Pemberdayaan dilakukan dengan pendelegasian wewenang untuk mengambil keputusan.
Hal itu disertai dengan penyelarasan untuk menjamin kebijakan yang diambil
tidak melenceng dari tujuan organisasi secara keseluruhan.
D. Hubungan
Kausal Keempat Perspektif
Keempat perspektif
yang
telah dipaparkan di atas
merupakan variable-variabel pokok yang dalam interaksinya akan mendorong
organisasi tahap demi tahap mencapai tujuan jangka panjang. Hubungan itu
digambarkan dalam Gambar 4
berikut ini.
Gambar 4
Interaksi
Empat Perspektif Balanced Scorecard
Hubungan kausal
antar variabel dalam memicu pencapaian tujuan jangka panjang dapat dijelaskan
secara sederhana berikut ini.
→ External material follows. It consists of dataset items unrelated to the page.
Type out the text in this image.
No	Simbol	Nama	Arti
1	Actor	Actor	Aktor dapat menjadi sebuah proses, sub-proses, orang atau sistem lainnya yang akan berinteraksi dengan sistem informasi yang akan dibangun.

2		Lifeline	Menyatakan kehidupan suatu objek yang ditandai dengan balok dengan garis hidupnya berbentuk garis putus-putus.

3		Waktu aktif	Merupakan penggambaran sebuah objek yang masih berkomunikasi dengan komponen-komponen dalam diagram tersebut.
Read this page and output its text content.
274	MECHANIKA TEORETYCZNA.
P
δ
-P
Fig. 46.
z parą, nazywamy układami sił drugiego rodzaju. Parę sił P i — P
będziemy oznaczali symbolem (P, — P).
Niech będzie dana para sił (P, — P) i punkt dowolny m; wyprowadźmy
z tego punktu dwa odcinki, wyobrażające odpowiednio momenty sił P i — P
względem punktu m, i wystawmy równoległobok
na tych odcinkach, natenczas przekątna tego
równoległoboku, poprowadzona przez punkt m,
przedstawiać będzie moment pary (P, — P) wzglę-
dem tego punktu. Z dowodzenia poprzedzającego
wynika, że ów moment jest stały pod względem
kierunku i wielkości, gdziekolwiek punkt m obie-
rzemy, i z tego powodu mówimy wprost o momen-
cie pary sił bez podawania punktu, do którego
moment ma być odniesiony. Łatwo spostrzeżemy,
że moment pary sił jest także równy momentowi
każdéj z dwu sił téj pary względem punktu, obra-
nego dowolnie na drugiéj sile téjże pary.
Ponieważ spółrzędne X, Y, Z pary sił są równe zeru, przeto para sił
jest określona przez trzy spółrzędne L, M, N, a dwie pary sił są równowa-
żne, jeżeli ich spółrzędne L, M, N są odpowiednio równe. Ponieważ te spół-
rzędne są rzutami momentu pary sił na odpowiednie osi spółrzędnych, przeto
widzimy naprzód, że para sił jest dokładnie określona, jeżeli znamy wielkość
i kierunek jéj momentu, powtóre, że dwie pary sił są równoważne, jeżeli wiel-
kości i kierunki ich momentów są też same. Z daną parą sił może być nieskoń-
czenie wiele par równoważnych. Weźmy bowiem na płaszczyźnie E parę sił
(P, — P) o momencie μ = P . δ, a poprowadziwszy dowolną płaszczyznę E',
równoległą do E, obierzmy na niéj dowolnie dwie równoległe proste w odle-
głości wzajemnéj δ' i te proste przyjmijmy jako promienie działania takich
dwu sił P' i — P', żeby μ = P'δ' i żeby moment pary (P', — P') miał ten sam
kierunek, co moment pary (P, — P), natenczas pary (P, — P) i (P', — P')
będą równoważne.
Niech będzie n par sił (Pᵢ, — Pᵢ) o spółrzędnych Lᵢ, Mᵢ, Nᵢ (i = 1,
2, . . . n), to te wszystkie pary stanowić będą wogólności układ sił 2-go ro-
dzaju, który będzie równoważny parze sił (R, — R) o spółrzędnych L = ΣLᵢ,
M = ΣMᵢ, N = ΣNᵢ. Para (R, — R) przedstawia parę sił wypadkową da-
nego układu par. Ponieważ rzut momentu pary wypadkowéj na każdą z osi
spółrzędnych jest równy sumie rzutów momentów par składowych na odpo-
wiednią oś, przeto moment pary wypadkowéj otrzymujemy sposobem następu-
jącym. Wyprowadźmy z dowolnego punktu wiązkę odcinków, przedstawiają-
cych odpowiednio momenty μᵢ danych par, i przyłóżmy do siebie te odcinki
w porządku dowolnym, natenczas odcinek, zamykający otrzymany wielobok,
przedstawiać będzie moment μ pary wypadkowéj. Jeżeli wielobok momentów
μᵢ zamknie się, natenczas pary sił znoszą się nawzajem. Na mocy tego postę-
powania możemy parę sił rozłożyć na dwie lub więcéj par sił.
Fokus organisasi nirlaba yang tertuju pada
sasaran kepuasan pelanggan dicapai dengan menciptakan pelayanan dan reputasi
atau citra yang baik. Membuat pelanggan puas berarti melihat organisasi dari
perspektif pelanggan. Di sini
dituntut perubahan pola pikir “product
offered” menjadi pola pikir “market
served”. Yang pertama berarti menawarkan produk (jasa) kepada pelanggan
tanpa melihat apa yang sesungguhnya dibutuhkan dan dicari pelanggan. Sementara yang kedua berarti merancang
produk (jasa) yang sesuai dengan kebutuhan dan permintaan pelanggan. Yang pertama menjual apa yang
diproduksi, yang kedua memproduksi apa yang bisa dijual.
Perspektif
(variabel) kepuasan pelanggan itu dipicu oleh proses pelayanan yang bagus
(perspektif Proses Internal). Dengan kata lain, menciptakan produk (jasa)
bermutu, pelayanan dan citra yang baik adalah memandang organisasi dari
perspektif Proses Internal. Pentingnya mutu proses tak dapat diragukan lagi.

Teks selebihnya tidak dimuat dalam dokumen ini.